Wednesday, January 13, 2021
Here's a short Q&A on some of the questions surrounding congressional efforts to impeach and disqualify President Trump. (I previously posted a primer on constitutional issues related to last week's insurgency.)
Can the House impeach President Trump again?
Yes. Recall that the House impeached President Trump just last year--for abusing power by pressuring the Ukrainian president to dig up dirt on Joe Biden to boost Trump's chances of reelection, and for obstructing the House investigation into the matter. Still, there's nothing prohibiting the House from impeaching President Trump again. (The House has only impeached two other presidents in our history, Andrew Johnson and Bill Clinton. It only impeached them once. But nothing prohibits a second impeachment.)
What happens if the House impeaches?
Alone, nothing. Remember that impeachment is a two-step process: impeachment in the House, and conviction in the Senate. Impeachment in the House requires a bare majority; conviction in the Senate requires a 2/3 vote. "Impeachment" requires both actions. So a House impeachment alone does nothing . . . except record for history that the House voted that the president committed impeachable offenses. Removal from office and disqualification from future office (see below) require the action of both chambers.
What happens if both chambers act?
Two things could happen. First, Congress (again, upon impeachment by the House and conviction in the Senate) could remove the president from office. That only happens, of course, if the president is still in office. So removal would only follow if Congress acted before President Trump's term ends.
Second, Congress can disqualify the president from holding office in the future. Under past congressional practice, this takes a bare majority in both chambers (and not the 2/3 super-majority in the Senate that's required for removal). (The Constitution itself isn't clear on the vote required for disqualification. But when the Constitution isn't clear, and there's no judicial precedent, we often look to past practice to discern the meaning. Past practice on disqualification says that Congress can disqualify with a bare majority vote in both houses.)
Finally, if both chambers act, Congress sets a precedent that behavior like President Trump's is impeachable, and cause for removal and disqualification. Because of the important role that history and practice play in our constitutional tradition, this kind of precedent would be significant, and could influence the future practices of both the President and Congress.
Can Congress impeach the President after his term ends?
Probably yes. The Constitution doesn't explicitly answer this question. But the House has twice impeached officials after they left office--once in 1797 (a Senator, after he was expelled), and once in 1876 (the Secretary of War, after he left office). These precedents are a good indication that Congress could impeach President Trump after he leaves office. (Again: past practice is a good indicator of meaning when the text is silent or ambiguous, and when there's no judicial precedent.) Moreover, as a practical matter, it only makes sense that Congress could impeach an officer after the officer leaves office.
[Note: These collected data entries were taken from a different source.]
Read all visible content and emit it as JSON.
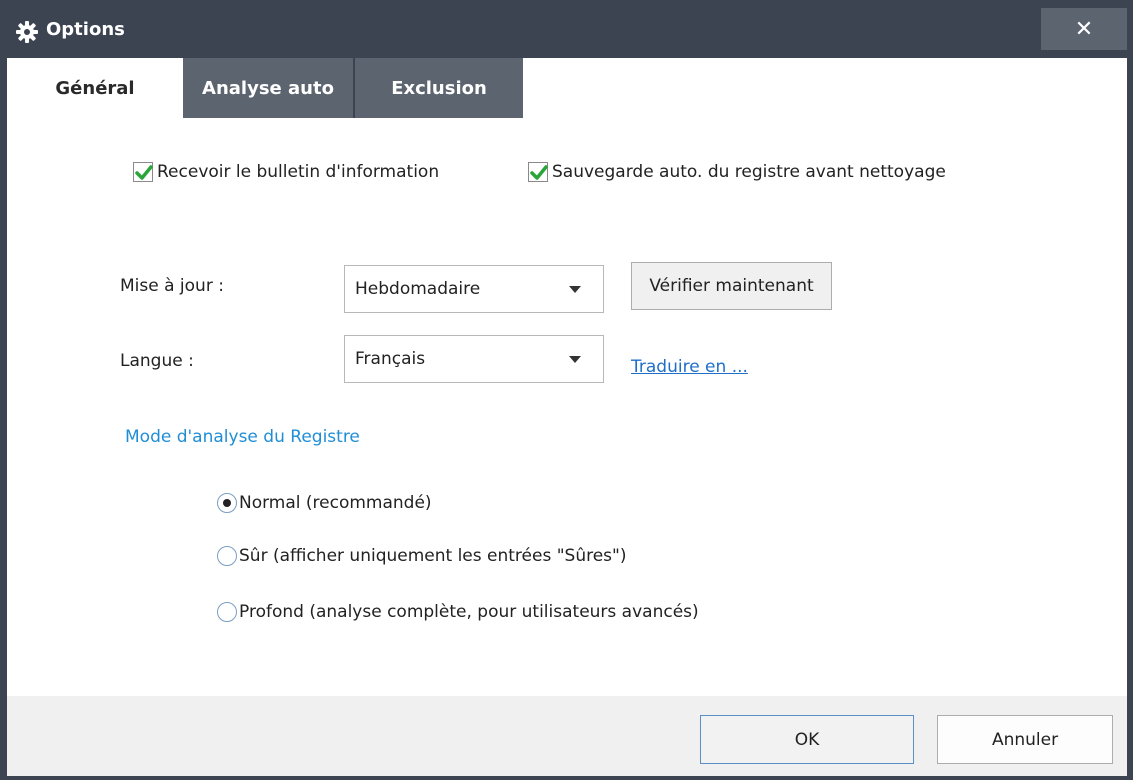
{
  "window": {
    "title": "Options",
    "close_label": "✕",
    "accent_color": "#3c4452",
    "link_color": "#1f6fc9",
    "section_color": "#1f8ed6"
  },
  "tabs": [
    {
      "label": "Général",
      "active": true
    },
    {
      "label": "Analyse auto",
      "active": false
    },
    {
      "label": "Exclusion",
      "active": false
    }
  ],
  "general": {
    "newsletter": {
      "label": "Recevoir le bulletin d'information",
      "checked": true
    },
    "auto_backup": {
      "label": "Sauvegarde auto. du registre avant nettoyage",
      "checked": true
    },
    "update": {
      "label": "Mise à jour :",
      "value": "Hebdomadaire",
      "check_now_label": "Vérifier maintenant"
    },
    "language": {
      "label": "Langue :",
      "value": "Français",
      "translate_link": "Traduire en ..."
    },
    "scan_mode": {
      "title": "Mode d'analyse du Registre",
      "options": [
        {
          "label": "Normal (recommandé)",
          "selected": true
        },
        {
          "label": "Sûr (afficher uniquement les entrées \"Sûres\")",
          "selected": false
        },
        {
          "label": "Profond (analyse complète, pour utilisateurs avancés)",
          "selected": false
        }
      ]
    }
  },
  "footer": {
    "ok_label": "OK",
    "cancel_label": "Annuler"
  }
}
Otherwise, an officer could escape removal by resigning, or committing an impeachable offense near the end of the officer's term; and the officer could entirely escape disqualification (because a vote on disqualification often occurs only after an officer leaves office).
On the other hand, some argue that Congress can only impeach a sitting officer, in short, because only a sitting officer can be removed from office.
Can President Trump pardon himself out of impeachment?
No. The pardon power does not extend to impeachments.
Moreover, President Trump probably cannot pardon himself. (The Constitution doesn't say, and there's some disagreement on this. But the Justice Department has long held the view that the president cannot pardon him- or herself, based on the background constitutional principle that no person should be a judge in their own case.)
Can President Trump sue to stop or undo an impeachment?
No. The Supreme Court has ruled that impeachments are "non-justiciable." It said that the impeachment power belongs exclusively to Congress, and that the courts lack authority to second-guess congressional judgments about impeachment and its processes.
Can Congress disqualify President Trump from future office in some other way?
Yes. The 14th Amendment, Sections 3, says that any person who "engaged in insurrection or rebellion" is disqualified from holding federal and state offices, including the presidency. This would require a bare majority vote in both houses, and Congress could disqualify President Trump under the 14th Amendment after he leaves office. (Note that the current House articles of impeachment reference 14th Amendment disqualification.)